You can take it from someone who has built several devices with replaceable batteries, or we can just keep debating until I’ve fully explain to you how you actually build one of these.

The thing is, I don’t want to waste more time on this, you can do your research on your own, or just keep your preconceptions, whatever floats your boat.


> 1. Except now you need a new PCB, a new subassembly, new procedures...

Every phone needs new subassemblies and procedures. For the PCB, you end up with an extra one that's tiny true.

> 2. You need a lot of fancy things, just not cell balancing.
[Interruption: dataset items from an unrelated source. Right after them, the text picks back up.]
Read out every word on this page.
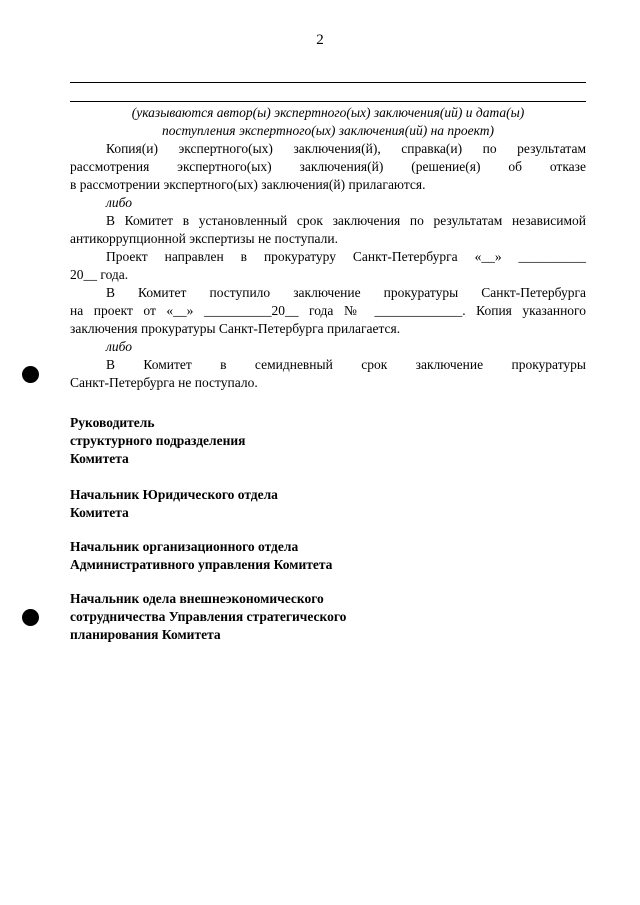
2
(указываются автор(ы) экспертного(ых) заключения(ий) и дата(ы)
поступления экспертного(ых) заключения(ий) на проект)
Копия(и) экспертного(ых) заключения(й), справка(и) по результатам
рассмотрения экспертного(ых) заключения(й) (решение(я) об отказе
в рассмотрении экспертного(ых) заключения(й) прилагаются.
либо
В Комитет в установленный срок заключения по результатам независимой
антикоррупционной экспертизы не поступали.
Проект направлен в прокуратуру Санкт-Петербурга «__» __________
20__ года.
В Комитет поступило заключение прокуратуры Санкт-Петербурга
на проект от «__» __________20__ года № _____________. Копия указанного
заключения прокуратуры Санкт-Петербурга прилагается.
либо
В Комитет в семидневный срок заключение прокуратуры
Санкт-Петербурга не поступало.
Руководитель
структурного подразделения
Комитета
Начальник Юридического отдела
Комитета
Начальник организационного отдела
Административного управления Комитета
Начальник одела внешнеэкономического
сотрудничества Управления стратегического
планирования Комитета
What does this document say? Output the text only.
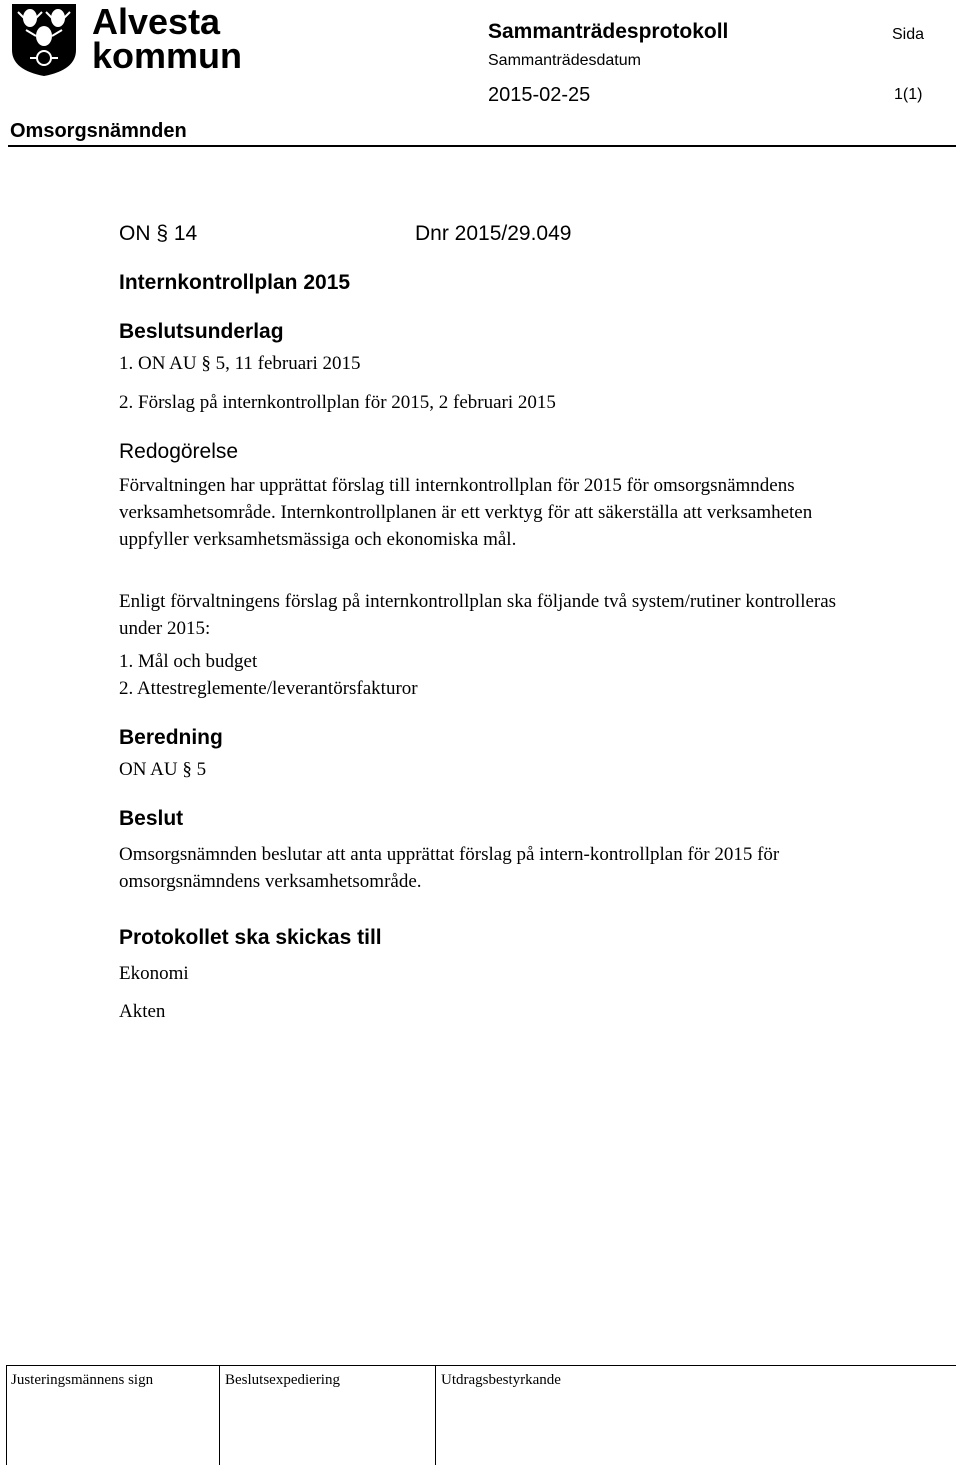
Alvesta
kommun
Sammanträdesprotokoll
Sammanträdesdatum
2015-02-25
Sida
1(1)
Omsorgsnämnden
ON § 14	Dnr 2015/29.049
Internkontrollplan 2015
Beslutsunderlag
1. ON AU § 5, 11 februari 2015
2. Förslag på internkontrollplan för 2015, 2 februari 2015
Redogörelse
Förvaltningen har upprättat förslag till internkontrollplan för 2015 för omsorgsnämndens verksamhetsområde. Internkontrollplanen är ett verktyg för att säkerställa att verksamheten uppfyller verksamhetsmässiga och ekonomiska mål.
Enligt förvaltningens förslag på internkontrollplan ska följande två system/rutiner kontrolleras under 2015:
1. Mål och budget
2. Attestreglemente/leverantörsfakturor
Beredning
ON AU § 5
Beslut
Omsorgsnämnden beslutar att anta upprättat förslag på intern-kontrollplan för 2015 för omsorgsnämndens verksamhetsområde.
Protokollet ska skickas till
Ekonomi
Akten
Justeringsmännens sign	Beslutsexpediering	Utdragsbestyrkande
That “battery health indicator” all iphones have, guess where that’s from.

Sure, okay.

> You can take it from someone who has built several devices with replaceable batteries, or we can just keep debating until I’ve fully explain to you how you actually build one of these.

> The thing is, I don’t want to waste more time on this, you can do your research on your own, or just keep your preconceptions, whatever floats your boat.

Where would I look?

I'm trying to follow your logic. But you mostly keep naming things phones already have. They already have all this engineering work. They already have the battery chip, it just changes location. And that chip is less than $3.

Could you please give me a couple sentence explanation of how you arrived at 20-30% for a phone that's designed from the start to have a removable battery? You keep nitpicking me for not understanding an argument that you never explained!

My understanding goes something like this: Posit a $600 phone of which $50 is the battery pouch. Remove battery pouch and chip from phone, replace with a connector, phone now costs $550? Add plastic shell and $3 chip and connector and tiny PCB onto the battery pouch. For the total price to rise 20%, doing that has to cost more than $100 and leave you with a battery that costs more than $150. How?

And phones didn't get massively cheaper when they stopped letting you remove batteries...


On the cusp of the transition, I attended a music festival with a couple of friends. They both had modern smartphones, I had something closer to an old-school feature phone. At some point on what was probably the first day, we all went to the phone charging tent. They stayed there for an hour or two with their phones plugged in. I walked in and walked back out again immediately, with a fresh battery for my phone handed over to me for free.

I do like having a thin phone, but the utility of a replaceable battery has been sorely downplayed over the years.


Hopefully MobileQubes [0] or similar competitors become more prevalent, there's a convention I go to where the hotel has had these kiosks since 2015. You pay ~$5 to rent a fully-charge external battery for 24 hours, with whatever connector your phone uses, after which you return it to the kiosk. If you fail to return it you're automatically charged the "buy" cost.

Yeah it's not free, but it's really nice if you underestimated your battery life since you're not tied to a single spot while charging it.

[0] https://mobilequbes.com/


Meanwhile modern smart phones charge to 80% in 15-30 mins. If they were in there for hours they wanted it at 100%


Well, this was a good few years ago now, but I sure they DID want 100% charge anyway!